Mian Hassan, Megafu Michael, Megafu Emmanuel, Singhal Sulabh, Richardson Nicholas G, Tornetta Paul, Parisien Robert L
University of Minnesota Medical School, United States.
AT Still University Kirksville College of Osteopathic Medicine, United States.
Injury. 2023 Mar 20. doi: 10.1016/j.injury.2023.03.022.
The purpose of this study was to apply both the fragility index (FI) and fragility quotient (FQ) to evaluate the degree of statistical fragility in the distal fibular fracture (DFF) literature. We hypothesized that the dichotomous outcomes within the DFF literature are statistically fragile.
We performed a PubMed search for distal fibular fractures clinical trials from 2000 to 2022 reporting dichotomous outcomes. The FI of each outcome was calculated through the reversal of a single outcome event until significance was reversed. The FQ was calculated by dividing each fragility index by study sample size. The interquartile range (IQR) was also calculated for the FI and FQ.
Of the 1158 articles screened, 23 met the search criteria, with six RCTs included for analysis. Forty-five outcome events with 5 significant (p < 0.05) outcomes and 40 nonsignificant (p ≥ 0.05) outcomes were identified. The overall FI and FQ was 5 (IQR 4-6) and 0.089 (IQR 0.061-0.107), respectively.
The randomized controlled trials in the peer-reviewed distal fibular fracture literature may not be as robust as previously thought, as incorporating statistical analyses solely on a P value threshold is misleading. Standardized reporting of the P value, FI and FQ can help the clinician reliably draw conclusions based on the fragility of outcome measures.
本研究旨在应用脆弱性指数(FI)和脆弱性商数(FQ)来评估腓骨远端骨折(DFF)文献中的统计脆弱程度。我们假设DFF文献中的二分法结果在统计上是脆弱的。

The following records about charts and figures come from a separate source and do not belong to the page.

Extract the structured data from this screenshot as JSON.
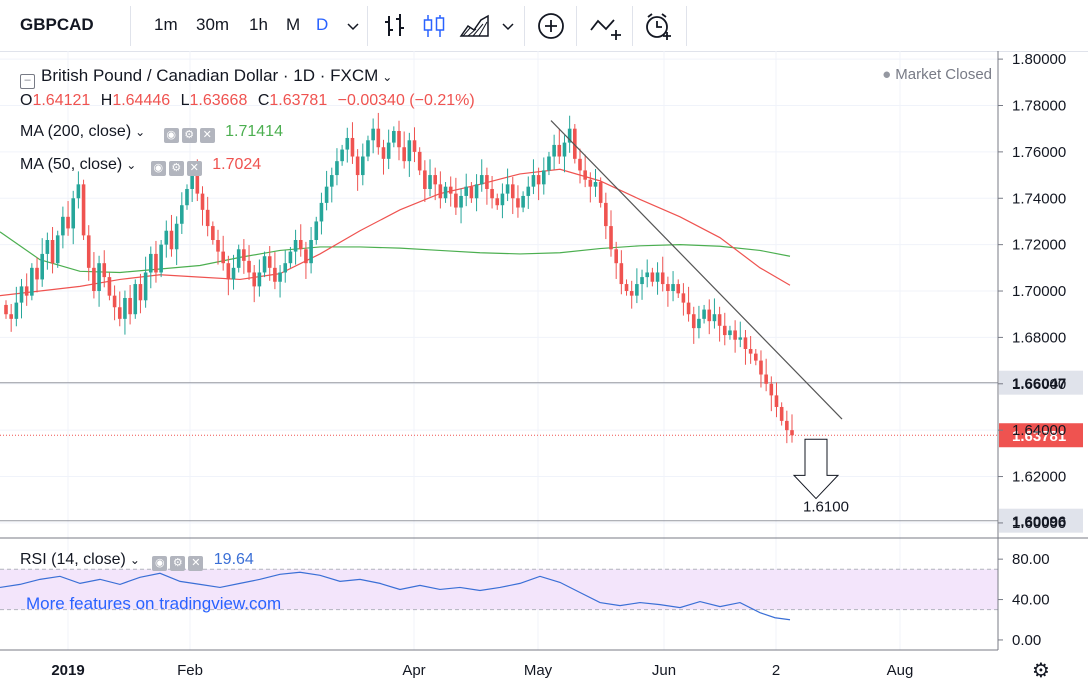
{
  "toolbar": {
    "symbol": "GBPCAD",
    "intervals": [
      "1m",
      "30m",
      "1h",
      "M",
      "D"
    ],
    "active_interval": "D",
    "icons": [
      "bar-style-icon",
      "candle-style-icon",
      "area-style-icon",
      "add-indicator-icon",
      "compare-icon",
      "alert-icon"
    ]
  },
  "legend": {
    "title": "British Pound / Canadian Dollar · 1D · FXCM",
    "open_label": "O",
    "open": "1.64121",
    "high_label": "H",
    "high": "1.64446",
    "low_label": "L",
    "low": "1.63668",
    "close_label": "C",
    "close": "1.63781",
    "change": "−0.00340 (−0.21%)",
    "ma200_label": "MA (200, close)",
    "ma200_value": "1.71414",
    "ma50_label": "MA (50, close)",
    "ma50_value": "1.7024",
    "market_status": "Market Closed"
  },
  "rsi": {
    "label": "RSI (14, close)",
    "value": "19.64"
  },
  "promo": "More features on tradingview.com",
  "colors": {
    "up": "#26a69a",
    "down": "#ef5350",
    "ma200": "#4caf50",
    "ma50": "#ef5350",
    "rsi": "#3a6fd6",
    "trendline": "#555555",
    "accent": "#2962ff"
  },
  "chart_data": {
    "type": "candlestick",
    "symbol": "GBPCAD",
    "price_axis_ticks": [
      1.8,
      1.78,
      1.76,
      1.74,
      1.72,
      1.7,
      1.68,
      1.66,
      1.64,
      1.62,
      1.6
    ],
    "price_axis_tick_labels": [
      "1.80000",
      "1.78000",
      "1.76000",
      "1.74000",
      "1.72000",
      "1.70000",
      "1.68000",
      "1.66000",
      "1.64000",
      "1.62000",
      "1.60000"
    ],
    "ylim": [
      1.5935,
      1.8035
    ],
    "x_axis_labels": [
      "2019",
      "Feb",
      "Apr",
      "May",
      "Jun",
      "2",
      "Aug"
    ],
    "horizontal_levels": [
      {
        "value": 1.66047,
        "label": "1.66047",
        "style": "solid-gray"
      },
      {
        "value": 1.60096,
        "label": "1.60096",
        "style": "solid-gray"
      },
      {
        "value": 1.63781,
        "label": "1.63781",
        "style": "dotted-red-current"
      }
    ],
    "target_annotation": {
      "label": "1.6100",
      "value": 1.61
    },
    "trendline": {
      "from": {
        "date": "2019-05-01",
        "price": 1.7735
      },
      "to": {
        "date": "2019-07-16",
        "price": 1.6448
      }
    },
    "candles_close": [
      1.69,
      1.688,
      1.695,
      1.702,
      1.698,
      1.71,
      1.705,
      1.716,
      1.722,
      1.712,
      1.724,
      1.732,
      1.727,
      1.74,
      1.746,
      1.724,
      1.71,
      1.7,
      1.712,
      1.706,
      1.698,
      1.693,
      1.688,
      1.697,
      1.69,
      1.703,
      1.696,
      1.708,
      1.716,
      1.708,
      1.72,
      1.726,
      1.718,
      1.729,
      1.737,
      1.744,
      1.75,
      1.742,
      1.735,
      1.728,
      1.722,
      1.717,
      1.712,
      1.705,
      1.71,
      1.718,
      1.713,
      1.708,
      1.702,
      1.708,
      1.715,
      1.71,
      1.704,
      1.708,
      1.712,
      1.717,
      1.722,
      1.718,
      1.712,
      1.722,
      1.73,
      1.738,
      1.745,
      1.75,
      1.756,
      1.761,
      1.766,
      1.758,
      1.75,
      1.758,
      1.765,
      1.77,
      1.762,
      1.757,
      1.764,
      1.769,
      1.762,
      1.756,
      1.765,
      1.76,
      1.752,
      1.744,
      1.75,
      1.746,
      1.74,
      1.745,
      1.742,
      1.736,
      1.741,
      1.745,
      1.74,
      1.746,
      1.75,
      1.744,
      1.74,
      1.737,
      1.742,
      1.746,
      1.74,
      1.736,
      1.741,
      1.745,
      1.75,
      1.746,
      1.752,
      1.758,
      1.763,
      1.758,
      1.764,
      1.77,
      1.757,
      1.752,
      1.748,
      1.745,
      1.747,
      1.738,
      1.728,
      1.718,
      1.712,
      1.703,
      1.7,
      1.698,
      1.703,
      1.706,
      1.708,
      1.704,
      1.708,
      1.703,
      1.7,
      1.703,
      1.699,
      1.695,
      1.69,
      1.684,
      1.688,
      1.692,
      1.687,
      1.69,
      1.685,
      1.681,
      1.683,
      1.679,
      1.68,
      1.675,
      1.673,
      1.67,
      1.664,
      1.66,
      1.655,
      1.65,
      1.644,
      1.64,
      1.6378
    ],
    "ma200": [
      [
        0,
        1.7255
      ],
      [
        40,
        1.7135
      ],
      [
        80,
        1.7085
      ],
      [
        120,
        1.708
      ],
      [
        160,
        1.7095
      ],
      [
        200,
        1.711
      ],
      [
        240,
        1.7145
      ],
      [
        280,
        1.7175
      ],
      [
        320,
        1.719
      ],
      [
        360,
        1.719
      ],
      [
        400,
        1.7185
      ],
      [
        440,
        1.7175
      ],
      [
        480,
        1.7165
      ],
      [
        520,
        1.716
      ],
      [
        560,
        1.7165
      ],
      [
        600,
        1.7183
      ],
      [
        640,
        1.7195
      ],
      [
        680,
        1.72
      ],
      [
        720,
        1.7193
      ],
      [
        760,
        1.7175
      ],
      [
        790,
        1.715
      ]
    ],
    "ma50": [
      [
        0,
        1.698
      ],
      [
        40,
        1.7
      ],
      [
        80,
        1.702
      ],
      [
        120,
        1.705
      ],
      [
        160,
        1.707
      ],
      [
        200,
        1.706
      ],
      [
        240,
        1.705
      ],
      [
        280,
        1.7075
      ],
      [
        320,
        1.716
      ],
      [
        360,
        1.726
      ],
      [
        400,
        1.735
      ],
      [
        440,
        1.742
      ],
      [
        480,
        1.746
      ],
      [
        520,
        1.7505
      ],
      [
        560,
        1.7525
      ],
      [
        600,
        1.7475
      ],
      [
        640,
        1.7395
      ],
      [
        680,
        1.732
      ],
      [
        720,
        1.723
      ],
      [
        760,
        1.71
      ],
      [
        790,
        1.7025
      ]
    ],
    "rsi_axis_ticks": [
      "80.00",
      "40.00",
      "0.00"
    ],
    "rsi_band": [
      30,
      70
    ],
    "rsi_values": [
      [
        0,
        52
      ],
      [
        20,
        55
      ],
      [
        40,
        60
      ],
      [
        60,
        63
      ],
      [
        80,
        56
      ],
      [
        100,
        60
      ],
      [
        120,
        55
      ],
      [
        140,
        62
      ],
      [
        160,
        66
      ],
      [
        180,
        58
      ],
      [
        200,
        55
      ],
      [
        220,
        52
      ],
      [
        240,
        56
      ],
      [
        260,
        60
      ],
      [
        280,
        65
      ],
      [
        300,
        67
      ],
      [
        320,
        64
      ],
      [
        340,
        58
      ],
      [
        360,
        60
      ],
      [
        380,
        56
      ],
      [
        400,
        50
      ],
      [
        420,
        54
      ],
      [
        440,
        50
      ],
      [
        460,
        52
      ],
      [
        480,
        49
      ],
      [
        500,
        52
      ],
      [
        520,
        56
      ],
      [
        540,
        63
      ],
      [
        560,
        57
      ],
      [
        580,
        47
      ],
      [
        600,
        37
      ],
      [
        620,
        34
      ],
      [
        640,
        37
      ],
      [
        660,
        35
      ],
      [
        680,
        32
      ],
      [
        700,
        38
      ],
      [
        720,
        33
      ],
      [
        740,
        37
      ],
      [
        760,
        27
      ],
      [
        775,
        22
      ],
      [
        790,
        20
      ]
    ],
    "rsi_ylim": [
      -5,
      95
    ]
  }
}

我们在PubMed上搜索了2000年至2022年报告二分法结果的腓骨远端骨折临床试验。通过反转单个结果事件直至显著性反转来计算每个结果的FI。FQ通过将每个脆弱性指数除以研究样本量来计算。还计算了FI和FQ的四分位间距(IQR)。
在筛选的1158篇文章中,23篇符合搜索标准,其中包括6项随机对照试验用于分析。确定了45个结果事件,其中5个为显著(p < 0.05)结果,40个为非显著(p≥0.05)结果。总体FI和FQ分别为5(IQR 4 - 6)和0.089(IQR 0.061 - 0.107)。
同行评审的腓骨远端骨折文献中的随机对照试验可能没有之前认为的那么可靠,因为仅基于P值阈值进行统计分析会产生误导。P值、FI和FQ的标准化报告可以帮助临床医生根据结果测量的脆弱性可靠地得出结论。